Pour beaucoup de francs-maçons, le qualificatif « symbolique » renvoie en fait à ce que, pour d'autres, on entend par « spirituel » ou « traditionnel », voire « initiatique ». « Symbolique » est donc souvent, dans les milieux maçonniques français, un euphémisme pour ne pas prononcer certains mots. Il veut dire que l’on s’efforce de trouver dans la franc-maçonnerie une intention profonde qui s’adresse aux instances les plus élevées de l’être, et que le langage symbolique permet de l’exprimer.

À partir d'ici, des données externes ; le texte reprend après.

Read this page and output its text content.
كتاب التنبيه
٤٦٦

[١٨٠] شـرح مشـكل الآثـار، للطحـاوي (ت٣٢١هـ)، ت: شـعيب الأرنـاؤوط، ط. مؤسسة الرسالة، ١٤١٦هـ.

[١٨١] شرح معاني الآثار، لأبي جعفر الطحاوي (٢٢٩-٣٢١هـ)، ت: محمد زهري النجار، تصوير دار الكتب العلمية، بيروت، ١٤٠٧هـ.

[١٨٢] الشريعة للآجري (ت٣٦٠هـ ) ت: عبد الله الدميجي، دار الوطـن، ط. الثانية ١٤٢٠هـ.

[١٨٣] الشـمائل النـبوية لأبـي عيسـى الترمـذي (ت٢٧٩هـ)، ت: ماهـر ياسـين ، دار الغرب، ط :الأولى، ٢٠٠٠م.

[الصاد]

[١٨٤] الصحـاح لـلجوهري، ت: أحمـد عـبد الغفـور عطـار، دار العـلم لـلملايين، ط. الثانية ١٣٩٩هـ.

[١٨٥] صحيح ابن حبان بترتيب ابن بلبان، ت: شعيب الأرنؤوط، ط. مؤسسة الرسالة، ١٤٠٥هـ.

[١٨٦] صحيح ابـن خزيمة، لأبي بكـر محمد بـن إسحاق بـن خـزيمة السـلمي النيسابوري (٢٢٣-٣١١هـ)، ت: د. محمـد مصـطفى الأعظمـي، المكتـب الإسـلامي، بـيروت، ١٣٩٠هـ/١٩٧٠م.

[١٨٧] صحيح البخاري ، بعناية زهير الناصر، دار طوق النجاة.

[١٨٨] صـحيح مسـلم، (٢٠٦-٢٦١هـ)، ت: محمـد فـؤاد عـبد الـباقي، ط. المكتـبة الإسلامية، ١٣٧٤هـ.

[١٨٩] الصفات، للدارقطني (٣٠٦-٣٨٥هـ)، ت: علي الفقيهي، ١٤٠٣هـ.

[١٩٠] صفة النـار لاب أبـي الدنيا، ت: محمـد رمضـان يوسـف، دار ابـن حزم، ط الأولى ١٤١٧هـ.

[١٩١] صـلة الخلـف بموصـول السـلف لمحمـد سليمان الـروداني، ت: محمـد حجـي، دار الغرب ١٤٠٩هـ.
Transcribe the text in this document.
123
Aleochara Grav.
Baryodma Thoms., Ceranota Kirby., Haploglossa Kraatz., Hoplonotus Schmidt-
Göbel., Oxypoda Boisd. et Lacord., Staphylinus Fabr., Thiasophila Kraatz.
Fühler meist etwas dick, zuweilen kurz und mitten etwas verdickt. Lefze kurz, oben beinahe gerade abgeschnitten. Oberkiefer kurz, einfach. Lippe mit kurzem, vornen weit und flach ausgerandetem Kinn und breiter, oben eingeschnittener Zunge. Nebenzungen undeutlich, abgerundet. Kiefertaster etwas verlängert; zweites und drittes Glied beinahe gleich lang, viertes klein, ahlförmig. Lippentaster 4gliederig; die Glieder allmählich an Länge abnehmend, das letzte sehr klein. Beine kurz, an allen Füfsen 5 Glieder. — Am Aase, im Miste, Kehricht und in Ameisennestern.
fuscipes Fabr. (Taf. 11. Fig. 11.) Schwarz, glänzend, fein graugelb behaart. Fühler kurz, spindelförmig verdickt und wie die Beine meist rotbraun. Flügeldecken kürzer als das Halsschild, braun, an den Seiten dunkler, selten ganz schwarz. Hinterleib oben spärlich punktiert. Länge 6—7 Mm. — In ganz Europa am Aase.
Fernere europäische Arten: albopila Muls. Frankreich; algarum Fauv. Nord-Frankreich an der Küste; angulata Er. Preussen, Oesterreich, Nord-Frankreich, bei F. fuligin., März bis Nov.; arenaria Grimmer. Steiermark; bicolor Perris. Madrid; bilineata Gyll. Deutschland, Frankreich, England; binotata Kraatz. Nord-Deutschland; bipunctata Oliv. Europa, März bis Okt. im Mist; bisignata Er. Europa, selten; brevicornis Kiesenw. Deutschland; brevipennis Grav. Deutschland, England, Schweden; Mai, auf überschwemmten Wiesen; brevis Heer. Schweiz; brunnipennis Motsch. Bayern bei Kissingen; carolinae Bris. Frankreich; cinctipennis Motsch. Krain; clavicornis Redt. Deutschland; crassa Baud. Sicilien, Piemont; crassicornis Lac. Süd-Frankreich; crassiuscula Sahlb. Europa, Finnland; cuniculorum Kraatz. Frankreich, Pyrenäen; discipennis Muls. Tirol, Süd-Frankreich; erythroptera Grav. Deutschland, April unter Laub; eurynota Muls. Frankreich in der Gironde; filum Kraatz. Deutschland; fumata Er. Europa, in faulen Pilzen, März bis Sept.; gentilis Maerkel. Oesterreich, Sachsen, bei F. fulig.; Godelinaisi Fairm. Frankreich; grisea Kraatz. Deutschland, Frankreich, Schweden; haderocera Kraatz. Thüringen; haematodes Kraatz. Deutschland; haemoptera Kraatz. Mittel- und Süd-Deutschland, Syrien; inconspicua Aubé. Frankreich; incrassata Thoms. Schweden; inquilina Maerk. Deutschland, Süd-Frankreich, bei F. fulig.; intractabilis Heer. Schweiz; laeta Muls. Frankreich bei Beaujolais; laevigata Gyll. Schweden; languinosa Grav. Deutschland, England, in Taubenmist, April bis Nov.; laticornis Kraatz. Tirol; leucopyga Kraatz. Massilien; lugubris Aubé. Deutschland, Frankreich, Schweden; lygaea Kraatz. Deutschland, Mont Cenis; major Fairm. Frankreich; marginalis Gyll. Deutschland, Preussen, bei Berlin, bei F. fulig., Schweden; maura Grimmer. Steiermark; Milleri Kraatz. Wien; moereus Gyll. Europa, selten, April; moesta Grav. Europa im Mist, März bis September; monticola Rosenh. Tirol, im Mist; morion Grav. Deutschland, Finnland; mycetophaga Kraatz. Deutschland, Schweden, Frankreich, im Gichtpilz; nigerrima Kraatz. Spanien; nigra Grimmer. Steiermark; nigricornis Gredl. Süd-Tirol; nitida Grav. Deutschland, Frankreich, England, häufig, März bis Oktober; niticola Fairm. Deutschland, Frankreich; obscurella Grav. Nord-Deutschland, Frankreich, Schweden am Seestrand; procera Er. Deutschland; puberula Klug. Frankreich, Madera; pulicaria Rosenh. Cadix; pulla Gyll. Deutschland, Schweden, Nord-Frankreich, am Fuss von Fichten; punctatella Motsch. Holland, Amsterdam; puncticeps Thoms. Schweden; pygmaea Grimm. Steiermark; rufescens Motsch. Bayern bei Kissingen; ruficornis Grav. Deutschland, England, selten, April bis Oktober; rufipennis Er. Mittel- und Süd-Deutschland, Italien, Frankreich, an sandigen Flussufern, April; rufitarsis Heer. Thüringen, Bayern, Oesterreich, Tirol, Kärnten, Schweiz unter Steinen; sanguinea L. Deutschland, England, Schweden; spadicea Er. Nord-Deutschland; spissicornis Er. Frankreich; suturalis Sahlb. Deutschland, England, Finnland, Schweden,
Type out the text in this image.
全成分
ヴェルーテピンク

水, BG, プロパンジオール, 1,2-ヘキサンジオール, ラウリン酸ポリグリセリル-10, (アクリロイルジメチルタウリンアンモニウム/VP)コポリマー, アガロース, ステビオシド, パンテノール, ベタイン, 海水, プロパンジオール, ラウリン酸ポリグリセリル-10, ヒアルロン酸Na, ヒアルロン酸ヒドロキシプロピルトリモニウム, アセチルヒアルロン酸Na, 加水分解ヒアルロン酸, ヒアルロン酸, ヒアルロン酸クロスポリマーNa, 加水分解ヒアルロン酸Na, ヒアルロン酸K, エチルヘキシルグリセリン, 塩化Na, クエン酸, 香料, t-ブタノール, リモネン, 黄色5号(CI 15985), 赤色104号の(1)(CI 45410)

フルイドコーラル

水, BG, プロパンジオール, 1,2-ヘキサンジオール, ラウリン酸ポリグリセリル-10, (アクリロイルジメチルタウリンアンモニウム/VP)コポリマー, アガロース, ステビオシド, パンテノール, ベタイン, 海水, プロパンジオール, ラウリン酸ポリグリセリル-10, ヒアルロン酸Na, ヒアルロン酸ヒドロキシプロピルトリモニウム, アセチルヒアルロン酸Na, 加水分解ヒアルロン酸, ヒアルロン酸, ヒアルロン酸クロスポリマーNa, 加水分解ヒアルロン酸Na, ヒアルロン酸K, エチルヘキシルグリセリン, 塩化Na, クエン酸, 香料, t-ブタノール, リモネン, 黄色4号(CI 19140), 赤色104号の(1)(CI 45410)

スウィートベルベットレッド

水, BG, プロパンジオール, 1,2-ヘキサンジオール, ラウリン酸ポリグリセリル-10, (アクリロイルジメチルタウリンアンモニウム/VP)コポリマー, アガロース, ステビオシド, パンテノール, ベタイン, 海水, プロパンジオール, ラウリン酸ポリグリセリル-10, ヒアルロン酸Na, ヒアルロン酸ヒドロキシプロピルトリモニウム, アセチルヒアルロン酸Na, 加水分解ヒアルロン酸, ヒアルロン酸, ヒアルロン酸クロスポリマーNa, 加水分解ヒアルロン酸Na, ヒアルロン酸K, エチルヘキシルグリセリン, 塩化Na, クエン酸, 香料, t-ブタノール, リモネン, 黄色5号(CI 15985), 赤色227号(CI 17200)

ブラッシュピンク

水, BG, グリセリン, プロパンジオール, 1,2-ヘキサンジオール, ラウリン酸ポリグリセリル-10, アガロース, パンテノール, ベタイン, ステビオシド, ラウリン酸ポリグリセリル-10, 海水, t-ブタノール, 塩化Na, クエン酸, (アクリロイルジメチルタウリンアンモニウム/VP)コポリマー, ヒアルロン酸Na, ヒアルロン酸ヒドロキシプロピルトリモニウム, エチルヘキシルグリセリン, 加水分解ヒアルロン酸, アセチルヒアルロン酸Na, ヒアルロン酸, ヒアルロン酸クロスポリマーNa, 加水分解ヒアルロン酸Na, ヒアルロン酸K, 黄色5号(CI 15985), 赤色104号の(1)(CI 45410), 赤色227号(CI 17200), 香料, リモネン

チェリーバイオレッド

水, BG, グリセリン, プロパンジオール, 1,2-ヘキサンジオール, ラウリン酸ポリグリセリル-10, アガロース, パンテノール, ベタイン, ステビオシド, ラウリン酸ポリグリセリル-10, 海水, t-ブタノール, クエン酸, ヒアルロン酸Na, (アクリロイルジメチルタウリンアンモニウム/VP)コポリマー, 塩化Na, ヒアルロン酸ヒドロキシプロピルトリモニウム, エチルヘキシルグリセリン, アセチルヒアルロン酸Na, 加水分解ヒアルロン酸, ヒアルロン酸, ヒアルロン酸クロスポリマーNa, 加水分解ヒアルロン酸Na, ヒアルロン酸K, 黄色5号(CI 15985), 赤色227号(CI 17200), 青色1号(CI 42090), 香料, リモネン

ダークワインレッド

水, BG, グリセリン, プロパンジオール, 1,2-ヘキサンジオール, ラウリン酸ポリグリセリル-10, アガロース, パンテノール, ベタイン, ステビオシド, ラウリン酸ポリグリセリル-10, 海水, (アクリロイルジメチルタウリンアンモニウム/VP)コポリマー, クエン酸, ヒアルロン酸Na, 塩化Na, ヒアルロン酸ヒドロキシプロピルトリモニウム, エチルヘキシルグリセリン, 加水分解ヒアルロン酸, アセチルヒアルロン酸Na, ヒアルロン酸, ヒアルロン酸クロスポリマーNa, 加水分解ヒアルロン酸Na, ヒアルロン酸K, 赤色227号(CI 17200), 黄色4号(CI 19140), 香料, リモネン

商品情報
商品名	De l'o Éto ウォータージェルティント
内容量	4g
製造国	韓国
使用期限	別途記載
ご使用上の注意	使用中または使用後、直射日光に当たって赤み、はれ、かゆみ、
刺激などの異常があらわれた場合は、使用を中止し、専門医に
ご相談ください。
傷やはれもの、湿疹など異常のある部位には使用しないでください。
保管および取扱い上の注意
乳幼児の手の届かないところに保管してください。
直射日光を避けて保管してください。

Le lieu n’est pas ici de revenir sur le sens même de l’approche symbolique en franc-maçonnerie. On sait toutefois que, sous ce vocable, la pratique maçonnique française, depuis au moins quelques décennies, englobe tout un ensemble de considérations morales ou philosophiques énoncées à partir d’une libre réflexion sur un emblème, une figure, un objet ou un mot de l’univers maçonnique, provenant de ses rituels, de ses tableaux, du décor de ses loges. Du fait de l’absolue liberté qui doit, dit-on, présider à cette « recherche », on s’autorise tous les rapprochements, toutes les analogies, en vertu d’une sorte de principe implicite qui dirait simplement : « Tout est dans tout et réciproquement ». D’où une dérive possible – et malheureusement souvent constatée – vers ce que l’on nommera sans indulgence le « délire symbolico-maniaque ».
Mais le plus grave n’est pas cet usage inconsidéré de tout un patrimoine de signes conventionnels et de hiéroglyphes, légués par la tradition mais détachés ici de leur contexte, isolés de leurs sources naturelles, envisagés en dehors de tout l’environnement culturel qui les a produits. Le plus navrant est la manière dont on met en œuvre cette conception déjà contestable dans son principe.
Les « 5 minutes » de symbolisme que l’on trouve fréquemment en tête de l’ordre du jour des loges, en sont un exemple frappant. On sent bien, en ne faisant que lire cette formule, que « 5 mn » représentent, dans l’esprit de ceux qui les ont instaurées, un maximum tolérable à ne pas dépasser. Le moment de symbolisme – parfois témérairement poussé jusqu‘au « quart d’heure » – est une sorte de passage obligé, un pensum « qui nous fera beaucoup de bien », souligne sans conviction tel Officier de la loge en dissimulant ses soupirs, rien qu’un moment – heureusement ! – au cours duquel un Frère modérément motivé ânonne, plus qu’il ne prononce, un bref discours le plus souvent inspiré – pour ne pas dire « décalqué » – des manuels de symbolisme si regrettablement en faveur parmi les francs-maçons. Il se peut aussi que la parole ait été donnée à celui qui, très souvent minoritaire mais affectueusement toléré par ses Frères (et Soeurs), est un fanatique de la chose et emporte pendant quelques minutes une loge entière dans un tourbillon de correspondances échevelées et de significations mystérieuses et cachées qui laissent sans voix une assemblée soucieuse de passer au point suivant…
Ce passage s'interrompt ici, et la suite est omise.